I called my counselor today. I had an appointment scheduled for two weeks from today, but I finally decided it was worth calling her to see if I could get in next week. I briefly mentioned having a former student of mine pass away, and that it was throwing me off a little. Thankfully, she is able to get me in next Tuesday.
See, in many ways, I'm just fine. I work, I... Okay, so work is the most normal thing in my life now. I enjoy my job still. I enjoy my kids. Etc. Of course, there is, um, challenges sometimes, too, when you work with toddlers. So I get that, too. Let me assure you that I get plenty frustrated some moments.
Then there is the rest of my life. There is eating. There is upset stomach. Really? Couldn't you just settle down. My life is hard enough right now. And there is budgeting, which always seems to turn around and give me eating issues. I don't want to "waste" my money. So then I think, I have extra weight right now. I don't need to buy such-and-such food. That works until I get too hungry, and then I have to change plans. Of course, right now, I'm kind of anti-eating. I still eat all three meals and some snacks, so don't worry. I just think eating is a nuisance.
Then there is sleeping. First off, I am forever tired, day in, day out. Secondly, I don't go to bed. Until late. So that would not help the tiredness issue. But yeah, getting myself to get up and go to bed seems to be my biggest issue right now.

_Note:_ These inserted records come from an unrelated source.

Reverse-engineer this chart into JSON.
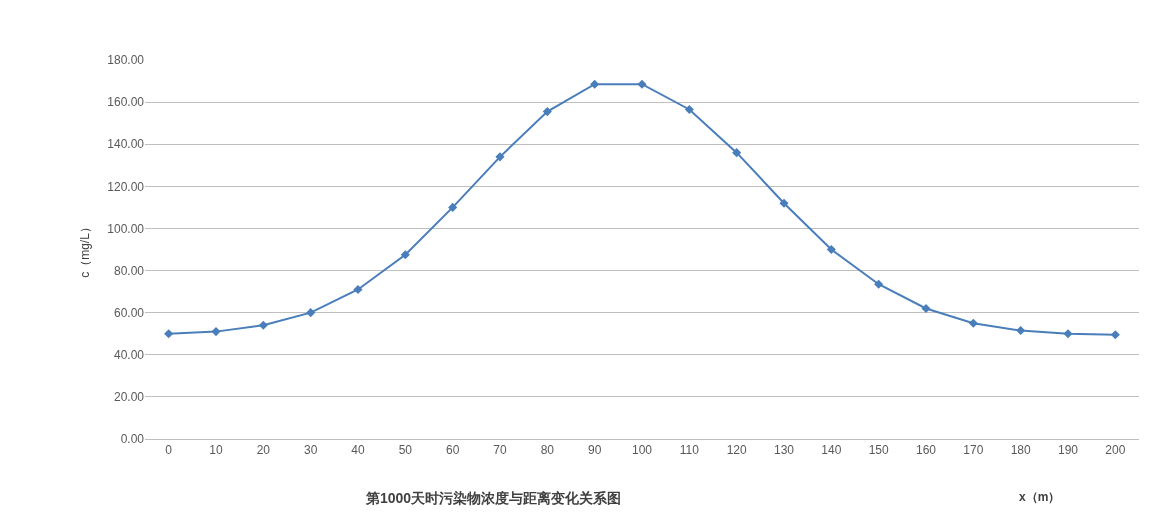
{
  "chart_data": {
    "type": "line",
    "title": "第1000天时污染物浓度与距离变化关系图",
    "xlabel": "x（m）",
    "ylabel": "c（mg/L）",
    "categories": [
      "0",
      "10",
      "20",
      "30",
      "40",
      "50",
      "60",
      "70",
      "80",
      "90",
      "100",
      "110",
      "120",
      "130",
      "140",
      "150",
      "160",
      "170",
      "180",
      "190",
      "200"
    ],
    "series": [
      {
        "color": "#4a7ebb",
        "values": [
          50,
          51,
          54,
          60,
          71,
          87.5,
          110,
          134,
          155.5,
          168.5,
          168.5,
          156.5,
          136,
          112,
          90,
          73.5,
          62,
          55,
          51.5,
          50,
          49.5
        ]
      }
    ],
    "ylim": [
      0,
      180
    ],
    "yticks": [
      {
        "value": 0,
        "label": "0.00"
      },
      {
        "value": 20,
        "label": "20.00"
      },
      {
        "value": 40,
        "label": "40.00"
      },
      {
        "value": 60,
        "label": "60.00"
      },
      {
        "value": 80,
        "label": "80.00"
      },
      {
        "value": 100,
        "label": "100.00"
      },
      {
        "value": 120,
        "label": "120.00"
      },
      {
        "value": 140,
        "label": "140.00"
      },
      {
        "value": 160,
        "label": "160.00"
      },
      {
        "value": 180,
        "label": "180.00"
      }
    ],
    "grid": "y",
    "marker": "diamond",
    "line_style": "solid"
  }
}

There is cleaning my apartment. Or rather, not cleaning it. I did clean up one corner of my room. It looked pretty good. Of course, now the garbage bag and bag of grocery bags are getting fuller and fuller. Because taking out the garbage is too much work. Of course, it has been for a good while. I've actually done laundry recently, so that is pretty good for me.
There is schoolwork. Like the paper I turned in today. I needed to write a page on the biggest two issues facing children with hearing loss. So I did. I rambled on. I wrote it straight out of my brain, as opposed to trying to research it. (It wasn't a research paper, though. It was simply "a paper," so I decided to write an opinion response paper.) I actually turned it in by eight o'clock this evening, which is another impressive act. It was due tonight, but I was expecting I would finish closer to nine.
Let's see. That pretty much covers it.
You know that song, "You are my sunshine"? It was played at the memorial service for my little former student. I have it on a CD at work. I sing it while I put my toddlers to bed for nap. And I...
Well, sometimes I'm sad. Sometimes I want to show friends the child's picture. Sometimes I don't quite know what I feel. I'd like to get through whatever the process of grief is quick, so I could get back to my normal life. Yet, I'm sure not ready to forget my little child.
And I'm praying for the family, which makes use of my troubling thoughts, yet is emotionally taking its toll. Who knew that praying for people was such a burden? Because there's the child's family, then another friend of mine had two friends die, so prayers for her and her husband, then another friend was in the hospital... It is just so sad.
Well, I'd better eat something so that I have a chance at sleeping sooner (hunger can keep me awake). And turn on music besides "You are my sunshine" to get my thoughts into lighter places so that I can relax and fall asleep.